Last night, my friends Tim, Alice, Alison and I met my friend Bucky outside the Canary Wharf station for a tour of the Island, dinner, and a visit to the local. Bucky runs the theatre program at the London branch of the American School in St. John's Wood, and spends more time around Americans than around Brits, and had been to the Isle of Dogs only a few times, and then only to Canary Wharf.

From the first years of the 19th century until the 1960's, the Isle of Dogs was home to London's major ports. When container shipping took hold, the docks gradually fell into disuse, leaving acres of derelict buildings and massive unemployment. In the early 1990s, an adventurous financier built Canada Tower, Britain's tallest building, hoping to create a new commerical center. At first it sat largely empty, but soon business took off. The publishing industry, long located at and sometimes simply referred to as "Fleet Street," moved to Canary Wharf, as did other businesses. Now there are many skyscrapers with housing Citibank, Barclay's, and other international corporations, with luxury flats and hotels. When I asked a cab driver to take me to the Isle of Dogs, he said, "Oh, the Isle of Money." But it's not all like that.

We walked to South Quay and then around the docks to near Millwall and the Mudchute DLR station, and then cut through Mudchute Farm and Millwall Park. Tim said that Mudchute is the largest farm inside a city. I think! There are allotments, or community garden plots, as well as sheep, cows, goats and other farm animals. The Mudchute is so named because when the second set of docks were being built in the mid-19th century, the excavated dirt was thrown up into a berm alongside the channel - and there it remains. It's a lovely oasis of green.

Donna met us at Memsaheb, my favorite Indian restaurant here, right on the river, and had a great meal, then walked along the river back to my old neighborhood. The Observatory in Greenwich projects a green laser beam along the meridien line, which shoots hot and bright in the dark above the river.

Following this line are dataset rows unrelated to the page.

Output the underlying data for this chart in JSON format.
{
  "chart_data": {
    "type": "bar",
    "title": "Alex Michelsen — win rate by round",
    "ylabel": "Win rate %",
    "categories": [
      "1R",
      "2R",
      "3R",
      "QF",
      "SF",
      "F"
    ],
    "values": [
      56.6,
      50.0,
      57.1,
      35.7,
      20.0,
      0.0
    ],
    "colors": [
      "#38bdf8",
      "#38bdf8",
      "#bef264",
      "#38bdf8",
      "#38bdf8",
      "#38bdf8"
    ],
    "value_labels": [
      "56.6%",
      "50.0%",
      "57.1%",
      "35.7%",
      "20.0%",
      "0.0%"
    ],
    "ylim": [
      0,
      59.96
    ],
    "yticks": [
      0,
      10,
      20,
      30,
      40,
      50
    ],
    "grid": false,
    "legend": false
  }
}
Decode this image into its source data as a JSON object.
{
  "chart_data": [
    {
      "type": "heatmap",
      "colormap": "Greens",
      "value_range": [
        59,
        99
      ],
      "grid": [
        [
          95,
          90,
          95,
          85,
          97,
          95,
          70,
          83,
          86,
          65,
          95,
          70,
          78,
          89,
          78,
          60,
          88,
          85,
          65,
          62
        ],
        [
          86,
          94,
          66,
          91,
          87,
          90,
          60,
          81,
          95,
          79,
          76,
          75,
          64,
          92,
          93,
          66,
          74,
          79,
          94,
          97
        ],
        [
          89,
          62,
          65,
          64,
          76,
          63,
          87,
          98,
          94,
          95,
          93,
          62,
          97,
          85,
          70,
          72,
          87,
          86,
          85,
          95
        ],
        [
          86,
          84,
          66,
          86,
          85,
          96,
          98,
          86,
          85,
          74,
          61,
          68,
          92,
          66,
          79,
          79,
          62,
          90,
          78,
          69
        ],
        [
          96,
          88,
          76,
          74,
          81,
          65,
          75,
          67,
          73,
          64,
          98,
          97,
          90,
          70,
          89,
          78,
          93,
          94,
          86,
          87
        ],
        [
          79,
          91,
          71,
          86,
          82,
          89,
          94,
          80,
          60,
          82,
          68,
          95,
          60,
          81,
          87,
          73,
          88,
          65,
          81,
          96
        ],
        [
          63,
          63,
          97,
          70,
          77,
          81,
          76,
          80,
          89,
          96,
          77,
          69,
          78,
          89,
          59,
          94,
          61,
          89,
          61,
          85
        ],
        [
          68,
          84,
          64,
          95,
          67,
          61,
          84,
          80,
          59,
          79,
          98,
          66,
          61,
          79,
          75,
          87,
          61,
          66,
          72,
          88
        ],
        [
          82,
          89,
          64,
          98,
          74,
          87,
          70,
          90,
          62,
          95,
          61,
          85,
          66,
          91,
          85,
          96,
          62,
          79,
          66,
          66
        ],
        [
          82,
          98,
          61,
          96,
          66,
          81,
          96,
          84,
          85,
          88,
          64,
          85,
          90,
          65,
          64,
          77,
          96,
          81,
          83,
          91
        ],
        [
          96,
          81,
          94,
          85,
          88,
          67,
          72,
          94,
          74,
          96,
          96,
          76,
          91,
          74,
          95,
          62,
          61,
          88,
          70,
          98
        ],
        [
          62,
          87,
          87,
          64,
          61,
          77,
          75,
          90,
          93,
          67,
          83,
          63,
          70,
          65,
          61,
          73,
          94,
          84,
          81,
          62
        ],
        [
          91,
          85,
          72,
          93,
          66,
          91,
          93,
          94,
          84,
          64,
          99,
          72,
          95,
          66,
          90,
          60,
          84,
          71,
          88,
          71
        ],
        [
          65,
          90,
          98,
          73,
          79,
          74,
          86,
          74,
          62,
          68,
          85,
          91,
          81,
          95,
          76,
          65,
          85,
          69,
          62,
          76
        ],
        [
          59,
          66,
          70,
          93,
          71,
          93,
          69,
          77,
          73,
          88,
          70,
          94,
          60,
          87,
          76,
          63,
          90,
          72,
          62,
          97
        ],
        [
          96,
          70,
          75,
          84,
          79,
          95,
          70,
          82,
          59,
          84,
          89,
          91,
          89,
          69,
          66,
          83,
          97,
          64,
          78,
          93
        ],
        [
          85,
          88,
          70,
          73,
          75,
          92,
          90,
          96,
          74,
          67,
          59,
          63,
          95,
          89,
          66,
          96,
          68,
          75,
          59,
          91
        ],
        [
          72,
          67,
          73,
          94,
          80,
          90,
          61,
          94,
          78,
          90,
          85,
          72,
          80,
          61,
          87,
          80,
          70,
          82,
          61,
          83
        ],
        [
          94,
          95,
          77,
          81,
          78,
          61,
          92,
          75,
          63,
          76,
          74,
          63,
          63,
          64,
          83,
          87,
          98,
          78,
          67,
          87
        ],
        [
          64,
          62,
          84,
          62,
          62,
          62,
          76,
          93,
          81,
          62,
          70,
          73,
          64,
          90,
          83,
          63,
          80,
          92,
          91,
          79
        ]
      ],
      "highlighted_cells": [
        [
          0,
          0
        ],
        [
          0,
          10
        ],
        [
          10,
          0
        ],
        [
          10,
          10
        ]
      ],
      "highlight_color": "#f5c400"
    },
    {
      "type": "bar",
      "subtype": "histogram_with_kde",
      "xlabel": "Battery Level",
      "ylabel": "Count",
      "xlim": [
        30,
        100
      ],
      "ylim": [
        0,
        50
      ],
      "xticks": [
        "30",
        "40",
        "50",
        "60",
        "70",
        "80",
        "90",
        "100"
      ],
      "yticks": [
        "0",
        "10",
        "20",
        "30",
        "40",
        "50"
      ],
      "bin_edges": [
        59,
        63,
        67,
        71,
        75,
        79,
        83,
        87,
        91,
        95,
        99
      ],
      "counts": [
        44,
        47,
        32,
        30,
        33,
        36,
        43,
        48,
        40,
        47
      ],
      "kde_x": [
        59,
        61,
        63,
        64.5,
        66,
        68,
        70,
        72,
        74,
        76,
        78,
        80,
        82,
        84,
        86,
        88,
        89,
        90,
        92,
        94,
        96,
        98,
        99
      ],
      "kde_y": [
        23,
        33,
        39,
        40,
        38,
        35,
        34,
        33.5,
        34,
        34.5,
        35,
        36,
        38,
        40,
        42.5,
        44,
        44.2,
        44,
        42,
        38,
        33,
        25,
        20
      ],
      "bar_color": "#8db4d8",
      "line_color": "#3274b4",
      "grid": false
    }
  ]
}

We went for a drink at the Lord Nelson put, my old haunt. The Nelson's been there since about 1850, and for decades was a dockies' pub, catering to the dockworkers that were the Island's main population from about 1800 to 1900 or so.

The southwest quadrant of the Island, especially, still has a very neighborhoody feel, with many dockers' cottages that were built in the late 19th and early 20th centuries. The area along the river was heavily industrial from the second half of the 19th century, and was badly bombed during the World War II, with many civilian deaths. Now most of the river front has newer upscale flats. But in other places, there are still many people whose families have lived on the Island for years.

I really enjoyed living in this neighborhood when I was here for almost a year and a half two years ago caring for my mother. Since there are only two ways onto the Isle of Dogs by car (Blackwall Tunnel at the northeast and the Limehouse Link at the northwest), it's a lot more quiet and laid back than central London.

If you look at maps showing the Island up until the beginning of the 19th century, there isn't much there. A road around the perimeter, and one leading up the center of the horseshoe-shaped peninsula, with a ferry house at the foot of the island, near where the roads intersect, and a chapel house partway up the north-south middle road.

I lived where that north-south road, Eastferry Road, intersects the perimeter road, which is Westferry Road on the west and Manchester Road on the east. A couple hundred feet away, closer to the water, was the site of the ferry to Greenwich, which was there at least since the 14th century. Samuel Pepys got stuck there for a day, trying to get to a wedding south of the river. For all that time, there has always been a public house near the site, though the current Ferry House pub is only about 200 years old.